One of the principle uses of regular expressions is the search for (and subsequent replacement of) substrings in character strings. In general, a user is interested in a specific selection of character strings that match a regular expression. In ABAP, the search of regular expressions is realized using the addition REGEX of the statement FIND, whereby the found substrings are determined with no overlaps according to the leftmost-longest rule.

Leftmost-longest rule

First, the substring is determined that is the furthest to the left in the character string, and which matches the regular expression ("leftmost"). If there are several substrings, the longest sequence is chosen ("longest"). This procedure is then repeated for the remaining sequence after the found location.

Example

For the regular expression d*od*, five substrings are found in doobedoddoo: do at offset 0, o at offset 2, dodd at offset 5, o at offset 9 and o at offset 10.

DATA result_tab TYPE match_result_tab.
FIND ALL OCCURRENCES OF regex 'd*od*' IN 'doobedoddoo'
                      RESULTS result_tab.

Operators for search strings

The following operators support searching in character strings. These operators are made up of the special characters ^, $, \, <, >, (, ), =and !. The special characters can be made into literal characters using the prefix \.

Start and end of a character string

The operators ^ and $ act as anchor characters for the offset before the first character of a line and the offset after the last character of a line. If the character string to be searched contains control characters such as a line feed, it is interpreted as consisting of several lines.
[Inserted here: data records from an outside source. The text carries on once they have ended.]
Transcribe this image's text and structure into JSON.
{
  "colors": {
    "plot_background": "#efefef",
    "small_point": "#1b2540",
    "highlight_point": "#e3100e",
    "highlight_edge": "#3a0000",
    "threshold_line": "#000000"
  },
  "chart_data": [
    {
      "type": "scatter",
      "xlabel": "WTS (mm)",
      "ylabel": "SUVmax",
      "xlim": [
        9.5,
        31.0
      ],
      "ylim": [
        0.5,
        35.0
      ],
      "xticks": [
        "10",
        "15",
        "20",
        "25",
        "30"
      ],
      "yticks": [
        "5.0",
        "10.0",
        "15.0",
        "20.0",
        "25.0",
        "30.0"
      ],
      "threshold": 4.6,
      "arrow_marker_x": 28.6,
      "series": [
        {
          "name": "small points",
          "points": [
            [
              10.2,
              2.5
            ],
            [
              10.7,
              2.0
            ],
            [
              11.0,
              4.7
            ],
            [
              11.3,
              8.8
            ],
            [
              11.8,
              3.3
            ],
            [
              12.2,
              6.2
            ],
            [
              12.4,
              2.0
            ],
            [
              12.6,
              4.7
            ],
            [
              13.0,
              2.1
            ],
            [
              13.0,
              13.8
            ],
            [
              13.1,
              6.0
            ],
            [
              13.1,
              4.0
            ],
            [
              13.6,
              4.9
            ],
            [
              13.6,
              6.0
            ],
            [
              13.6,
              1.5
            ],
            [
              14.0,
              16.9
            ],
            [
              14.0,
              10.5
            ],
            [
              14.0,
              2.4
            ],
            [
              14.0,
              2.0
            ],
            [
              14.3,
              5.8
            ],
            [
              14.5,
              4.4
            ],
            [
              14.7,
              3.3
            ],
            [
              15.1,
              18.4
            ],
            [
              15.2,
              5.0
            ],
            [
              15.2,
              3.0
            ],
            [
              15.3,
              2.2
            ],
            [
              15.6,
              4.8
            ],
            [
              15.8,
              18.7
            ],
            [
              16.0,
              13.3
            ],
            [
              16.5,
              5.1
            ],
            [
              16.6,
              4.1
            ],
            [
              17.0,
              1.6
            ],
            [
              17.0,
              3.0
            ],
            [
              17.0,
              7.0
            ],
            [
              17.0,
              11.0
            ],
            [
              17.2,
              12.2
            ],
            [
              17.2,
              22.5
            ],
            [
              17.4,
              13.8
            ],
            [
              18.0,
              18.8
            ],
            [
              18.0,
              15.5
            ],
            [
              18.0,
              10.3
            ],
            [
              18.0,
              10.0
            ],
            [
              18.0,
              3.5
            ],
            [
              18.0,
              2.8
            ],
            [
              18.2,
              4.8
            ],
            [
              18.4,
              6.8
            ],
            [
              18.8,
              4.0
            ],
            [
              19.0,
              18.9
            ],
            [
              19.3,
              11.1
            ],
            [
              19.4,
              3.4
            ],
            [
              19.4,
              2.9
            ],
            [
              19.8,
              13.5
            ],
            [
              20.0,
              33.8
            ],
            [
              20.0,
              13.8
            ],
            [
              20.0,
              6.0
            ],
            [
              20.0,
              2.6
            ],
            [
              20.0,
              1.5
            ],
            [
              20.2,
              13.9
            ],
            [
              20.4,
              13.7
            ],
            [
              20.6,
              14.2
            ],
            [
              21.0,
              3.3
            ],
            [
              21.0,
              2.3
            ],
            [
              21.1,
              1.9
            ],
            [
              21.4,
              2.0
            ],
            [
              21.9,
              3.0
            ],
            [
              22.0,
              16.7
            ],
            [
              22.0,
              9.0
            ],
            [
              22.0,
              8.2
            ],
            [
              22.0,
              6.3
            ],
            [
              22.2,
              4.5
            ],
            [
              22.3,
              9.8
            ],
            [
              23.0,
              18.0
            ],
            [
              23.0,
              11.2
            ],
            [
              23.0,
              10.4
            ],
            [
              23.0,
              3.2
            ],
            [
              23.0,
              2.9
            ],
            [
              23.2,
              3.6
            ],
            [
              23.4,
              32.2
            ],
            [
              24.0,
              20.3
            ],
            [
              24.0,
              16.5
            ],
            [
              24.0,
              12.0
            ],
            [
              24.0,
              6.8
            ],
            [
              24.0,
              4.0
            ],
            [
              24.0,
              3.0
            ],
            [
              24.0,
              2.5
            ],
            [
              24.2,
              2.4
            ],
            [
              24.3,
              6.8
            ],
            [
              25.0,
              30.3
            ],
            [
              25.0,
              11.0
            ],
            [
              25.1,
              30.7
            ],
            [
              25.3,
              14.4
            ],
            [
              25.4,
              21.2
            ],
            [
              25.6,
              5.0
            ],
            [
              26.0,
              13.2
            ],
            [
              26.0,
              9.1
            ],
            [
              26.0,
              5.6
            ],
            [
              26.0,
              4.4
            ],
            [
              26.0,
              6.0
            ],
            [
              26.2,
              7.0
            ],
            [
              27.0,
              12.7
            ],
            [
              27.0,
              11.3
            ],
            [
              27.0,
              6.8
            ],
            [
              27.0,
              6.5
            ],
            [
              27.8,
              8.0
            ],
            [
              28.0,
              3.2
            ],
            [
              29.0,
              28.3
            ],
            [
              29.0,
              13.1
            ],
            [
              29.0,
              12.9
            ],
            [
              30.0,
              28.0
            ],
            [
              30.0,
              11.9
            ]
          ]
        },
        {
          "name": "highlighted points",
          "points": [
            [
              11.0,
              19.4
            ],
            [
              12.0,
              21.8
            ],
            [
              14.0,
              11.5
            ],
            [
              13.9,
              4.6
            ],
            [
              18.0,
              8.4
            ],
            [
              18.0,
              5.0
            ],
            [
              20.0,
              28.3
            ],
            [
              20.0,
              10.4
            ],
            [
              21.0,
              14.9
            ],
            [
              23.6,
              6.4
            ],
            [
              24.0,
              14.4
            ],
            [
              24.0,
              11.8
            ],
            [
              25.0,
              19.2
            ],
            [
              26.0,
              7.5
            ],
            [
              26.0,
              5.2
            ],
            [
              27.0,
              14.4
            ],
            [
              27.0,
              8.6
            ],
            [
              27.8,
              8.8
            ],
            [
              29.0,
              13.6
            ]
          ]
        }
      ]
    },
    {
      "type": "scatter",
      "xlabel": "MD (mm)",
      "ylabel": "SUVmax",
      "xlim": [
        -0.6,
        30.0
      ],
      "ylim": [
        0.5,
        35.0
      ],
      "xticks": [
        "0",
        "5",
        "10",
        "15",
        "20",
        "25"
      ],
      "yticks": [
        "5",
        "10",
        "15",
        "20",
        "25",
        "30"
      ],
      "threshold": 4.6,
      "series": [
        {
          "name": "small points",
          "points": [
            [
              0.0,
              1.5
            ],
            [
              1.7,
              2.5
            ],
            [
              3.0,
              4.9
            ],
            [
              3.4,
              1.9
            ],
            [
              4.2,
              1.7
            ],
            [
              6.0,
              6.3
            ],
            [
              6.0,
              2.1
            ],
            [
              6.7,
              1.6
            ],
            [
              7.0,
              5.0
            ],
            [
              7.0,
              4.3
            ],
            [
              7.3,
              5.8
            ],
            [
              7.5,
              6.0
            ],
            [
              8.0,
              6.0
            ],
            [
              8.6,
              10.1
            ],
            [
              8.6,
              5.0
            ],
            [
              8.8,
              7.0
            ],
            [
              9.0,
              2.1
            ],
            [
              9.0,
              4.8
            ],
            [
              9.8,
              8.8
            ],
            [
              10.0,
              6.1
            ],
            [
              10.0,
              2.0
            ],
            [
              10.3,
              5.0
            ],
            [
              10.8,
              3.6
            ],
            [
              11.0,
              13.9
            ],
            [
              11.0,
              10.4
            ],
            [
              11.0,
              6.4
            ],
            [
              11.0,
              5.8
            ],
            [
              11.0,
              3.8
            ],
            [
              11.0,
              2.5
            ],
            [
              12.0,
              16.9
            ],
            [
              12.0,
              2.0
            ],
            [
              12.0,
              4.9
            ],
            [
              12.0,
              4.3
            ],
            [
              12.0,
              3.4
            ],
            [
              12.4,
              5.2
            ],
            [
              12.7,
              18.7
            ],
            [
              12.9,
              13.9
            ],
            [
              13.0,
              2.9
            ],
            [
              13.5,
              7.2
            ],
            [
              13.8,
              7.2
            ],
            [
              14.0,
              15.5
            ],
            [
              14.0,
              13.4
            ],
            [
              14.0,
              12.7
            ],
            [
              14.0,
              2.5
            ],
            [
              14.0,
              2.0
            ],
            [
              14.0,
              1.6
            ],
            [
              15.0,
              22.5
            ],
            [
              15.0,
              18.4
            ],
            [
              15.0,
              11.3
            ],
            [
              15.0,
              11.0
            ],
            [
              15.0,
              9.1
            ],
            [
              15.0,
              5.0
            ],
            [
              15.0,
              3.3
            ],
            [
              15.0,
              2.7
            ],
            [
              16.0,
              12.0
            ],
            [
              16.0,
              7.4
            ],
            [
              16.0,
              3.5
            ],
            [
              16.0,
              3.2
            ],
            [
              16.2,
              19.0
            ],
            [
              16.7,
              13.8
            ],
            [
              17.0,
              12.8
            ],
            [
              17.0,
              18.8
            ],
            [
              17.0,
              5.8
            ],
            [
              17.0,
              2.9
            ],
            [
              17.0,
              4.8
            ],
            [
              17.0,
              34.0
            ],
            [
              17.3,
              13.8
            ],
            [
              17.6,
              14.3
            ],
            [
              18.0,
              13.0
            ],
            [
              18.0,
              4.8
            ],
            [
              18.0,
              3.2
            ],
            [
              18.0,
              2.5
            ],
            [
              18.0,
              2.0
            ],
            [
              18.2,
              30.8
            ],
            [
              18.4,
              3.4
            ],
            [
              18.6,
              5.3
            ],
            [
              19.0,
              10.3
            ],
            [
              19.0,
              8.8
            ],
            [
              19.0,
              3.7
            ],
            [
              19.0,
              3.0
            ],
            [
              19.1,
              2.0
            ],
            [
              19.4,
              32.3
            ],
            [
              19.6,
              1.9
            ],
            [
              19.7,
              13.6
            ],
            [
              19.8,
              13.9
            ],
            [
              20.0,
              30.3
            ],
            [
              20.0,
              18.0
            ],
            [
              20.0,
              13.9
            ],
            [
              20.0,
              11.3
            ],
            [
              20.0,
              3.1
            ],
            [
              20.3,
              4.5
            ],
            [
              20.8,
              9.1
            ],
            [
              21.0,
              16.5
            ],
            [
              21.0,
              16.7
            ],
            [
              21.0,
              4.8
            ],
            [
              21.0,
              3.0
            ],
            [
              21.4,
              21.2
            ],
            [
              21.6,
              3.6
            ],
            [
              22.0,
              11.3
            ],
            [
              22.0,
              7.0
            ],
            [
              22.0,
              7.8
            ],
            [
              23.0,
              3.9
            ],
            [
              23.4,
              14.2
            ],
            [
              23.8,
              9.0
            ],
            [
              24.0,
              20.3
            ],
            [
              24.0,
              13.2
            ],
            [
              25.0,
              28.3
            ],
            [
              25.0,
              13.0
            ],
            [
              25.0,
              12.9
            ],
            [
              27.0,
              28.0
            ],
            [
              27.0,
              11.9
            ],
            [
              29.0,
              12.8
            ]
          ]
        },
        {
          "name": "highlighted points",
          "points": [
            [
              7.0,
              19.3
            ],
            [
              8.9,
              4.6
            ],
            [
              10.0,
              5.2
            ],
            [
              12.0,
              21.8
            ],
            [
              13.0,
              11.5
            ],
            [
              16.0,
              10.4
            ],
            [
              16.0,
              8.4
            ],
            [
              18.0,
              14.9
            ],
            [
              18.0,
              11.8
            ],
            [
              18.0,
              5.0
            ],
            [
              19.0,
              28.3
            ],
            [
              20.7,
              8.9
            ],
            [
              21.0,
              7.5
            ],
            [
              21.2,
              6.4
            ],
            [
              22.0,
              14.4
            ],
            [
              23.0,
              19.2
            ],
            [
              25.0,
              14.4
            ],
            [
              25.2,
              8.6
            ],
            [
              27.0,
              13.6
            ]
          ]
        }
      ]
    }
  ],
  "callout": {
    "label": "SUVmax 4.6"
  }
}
The operators \A and \Z have the same effect as ^ and $, but always refer to the whole character string instead of to single lines.

Note

The operators ^, $ and \A, \Z behave differently if control characters are present. Within ABAP programs, these control characters normally occur only for importing externally generated data records.

Example

The following search finds Smile at the start of the first line and at the end of the last line of the internal table text_tab.

DATA text(10) TYPE c.
DATA text_tab LIKE TABLE OF text.

DATA result_tab TYPE match_result_tab.

APPEND 'Smile' TO text_tab.
APPEND ' Smile' TO text_tab.
APPEND '  Smile' TO text_tab.
APPEND '   Smile' TO text_tab.
APPEND '    Smile' TO text_tab.
APPEND '     Smile' TO text_tab.

FIND ALL OCCURRENCES OF regex '^(?:Smile)|(?:Smile)$'
     IN TABLE text_tab RESULTS result_tab.

Start and end of a word

The operator \< fits at the start of a word and the operator \> fits at the end of a word. The operator <\b fits at both the beginning and the end of a word. A word is defined as an uninterrupted sequence of alphanumeric characters.

Example

The following search finds the three words One, two and 3. Instead of the expression \<[[:alnum:]]+\>, \b[[:alnum:]]+\b can also be used.

DATA text TYPE string.
DATA result_tab TYPE match_result_tab.

text = `One, two, 3!`.

FIND ALL OCCURRENCES OF regex '\<[[:alnum:]]+\>'
     IN text RESULTS result_tab.

Preview conditions

The operator (?=...) defines a regular expression s as a subsequent condition for a previous regular expression r. The regular expression r(?=s) has the same effect in a search as the regular expression r, if the regular expression s matches the substring that immediately follows the substring found with r.

The operator (?!...) acts in the same way as (?=... ), with the difference that r(?!s) matches the substring for r if s does not match the subsequent substring.

Note

The substring found by the preview s is not a part of the match found by r(?=s).

Example

The following search finds the substring la at offset 7.

DATA text TYPE string.
DATA result_tab TYPE match_result_tab.

text = `Shalalala!`.

FIND ALL OCCURRENCES OF REGEX '(?:la)(?=!)'
     IN text RESULTS result_tab.